“The University of Michigan had a profound impact on my life and I have received enormous satisfaction from being able to give back to the institution that played such a critical role in my success,” Ross said in a statement.
“I am thrilled to be able to make such an impactful contribution and to not only help write the next chapter for the university, but also offer much-needed scholarships to ensure we continue to attract the best and the brightest students and provide them with the financial resources they need.”
All of that is great.
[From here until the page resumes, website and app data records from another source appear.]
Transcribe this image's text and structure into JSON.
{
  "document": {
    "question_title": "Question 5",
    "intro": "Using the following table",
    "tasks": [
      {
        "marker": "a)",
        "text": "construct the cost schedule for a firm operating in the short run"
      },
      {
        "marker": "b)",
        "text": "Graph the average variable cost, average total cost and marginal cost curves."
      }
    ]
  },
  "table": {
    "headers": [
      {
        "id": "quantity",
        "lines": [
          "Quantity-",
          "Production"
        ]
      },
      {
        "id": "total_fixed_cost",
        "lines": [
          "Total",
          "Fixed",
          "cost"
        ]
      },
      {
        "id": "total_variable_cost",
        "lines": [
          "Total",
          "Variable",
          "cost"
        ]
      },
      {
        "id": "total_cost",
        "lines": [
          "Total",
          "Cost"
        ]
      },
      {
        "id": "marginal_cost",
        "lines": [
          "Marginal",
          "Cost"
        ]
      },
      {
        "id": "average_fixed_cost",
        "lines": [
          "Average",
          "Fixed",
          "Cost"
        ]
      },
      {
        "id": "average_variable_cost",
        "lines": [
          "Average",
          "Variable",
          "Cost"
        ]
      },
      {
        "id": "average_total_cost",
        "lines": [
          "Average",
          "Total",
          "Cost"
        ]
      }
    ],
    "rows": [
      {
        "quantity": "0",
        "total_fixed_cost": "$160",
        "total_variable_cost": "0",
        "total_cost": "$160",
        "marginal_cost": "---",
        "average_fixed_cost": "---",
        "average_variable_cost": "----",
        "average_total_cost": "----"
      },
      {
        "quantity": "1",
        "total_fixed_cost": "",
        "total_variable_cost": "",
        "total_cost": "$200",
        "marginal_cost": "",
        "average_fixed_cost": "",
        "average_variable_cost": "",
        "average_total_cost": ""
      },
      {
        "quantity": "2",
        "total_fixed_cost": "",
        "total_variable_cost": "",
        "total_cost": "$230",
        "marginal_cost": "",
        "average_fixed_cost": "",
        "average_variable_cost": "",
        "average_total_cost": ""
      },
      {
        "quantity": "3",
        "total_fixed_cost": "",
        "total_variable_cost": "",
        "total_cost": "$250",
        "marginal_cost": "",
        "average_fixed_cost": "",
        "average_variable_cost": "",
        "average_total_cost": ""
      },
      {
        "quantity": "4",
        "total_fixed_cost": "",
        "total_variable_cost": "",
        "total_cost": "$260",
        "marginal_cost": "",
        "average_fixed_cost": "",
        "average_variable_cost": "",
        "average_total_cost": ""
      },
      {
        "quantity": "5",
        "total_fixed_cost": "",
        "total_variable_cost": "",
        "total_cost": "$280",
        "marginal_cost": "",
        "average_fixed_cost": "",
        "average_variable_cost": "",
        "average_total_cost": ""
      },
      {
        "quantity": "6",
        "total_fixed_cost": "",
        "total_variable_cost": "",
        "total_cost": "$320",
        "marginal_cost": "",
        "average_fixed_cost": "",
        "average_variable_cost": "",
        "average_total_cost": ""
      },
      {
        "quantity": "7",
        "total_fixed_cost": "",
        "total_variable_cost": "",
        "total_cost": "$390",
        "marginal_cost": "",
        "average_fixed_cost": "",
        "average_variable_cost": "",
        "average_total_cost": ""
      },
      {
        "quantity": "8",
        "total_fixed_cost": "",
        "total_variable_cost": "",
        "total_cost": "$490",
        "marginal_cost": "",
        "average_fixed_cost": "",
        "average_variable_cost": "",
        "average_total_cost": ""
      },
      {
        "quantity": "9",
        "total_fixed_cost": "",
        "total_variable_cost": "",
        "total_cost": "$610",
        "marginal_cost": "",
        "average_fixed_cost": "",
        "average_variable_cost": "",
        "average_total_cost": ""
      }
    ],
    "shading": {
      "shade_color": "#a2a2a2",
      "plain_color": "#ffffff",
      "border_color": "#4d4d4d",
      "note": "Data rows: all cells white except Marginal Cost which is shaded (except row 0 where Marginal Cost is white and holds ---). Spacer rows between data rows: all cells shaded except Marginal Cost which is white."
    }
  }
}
Education is important, and if you've got any cash left over, supporting an athletic program is a commendable move to make.
But lest you forget, Ross wants the public to fund part of a potential new stadium for his team, and at this point, he's not willing to back down from that idea.
As the South Florida area geared up to try to win the hosting job for Super Bowl L or Super Bowl LI, the Dolphins organization tried its best to broker an agreement that would allow an imperative new stadium to be built, in part, with public financing.
The Florida state legislature, though, decided not to act on that potential, and without an agreement in place, the NFL gave those Super Bowls to San Francisco and Houston, respectively.
Afterward, here's what Ross said: "I can't do it alone -- I think I went out further than any owner's ever gone out in offering to a city to really put up money and deliver a new, modernized stadium. So I think I'm going to have to do it with local people -- I think they'll realize the weather alone won't bring marquee events."
Ross later was asked if he'd be willing to finance the stadium with private funds solely, and basically, Ross said no.
Again, I think it's wonderful that Ross enjoys giving his money to causes and people who need it. But he's also worth about $4 billion, and I still can't figure out why he can't fund a new stadium by himself if a new stadium is what he really wants.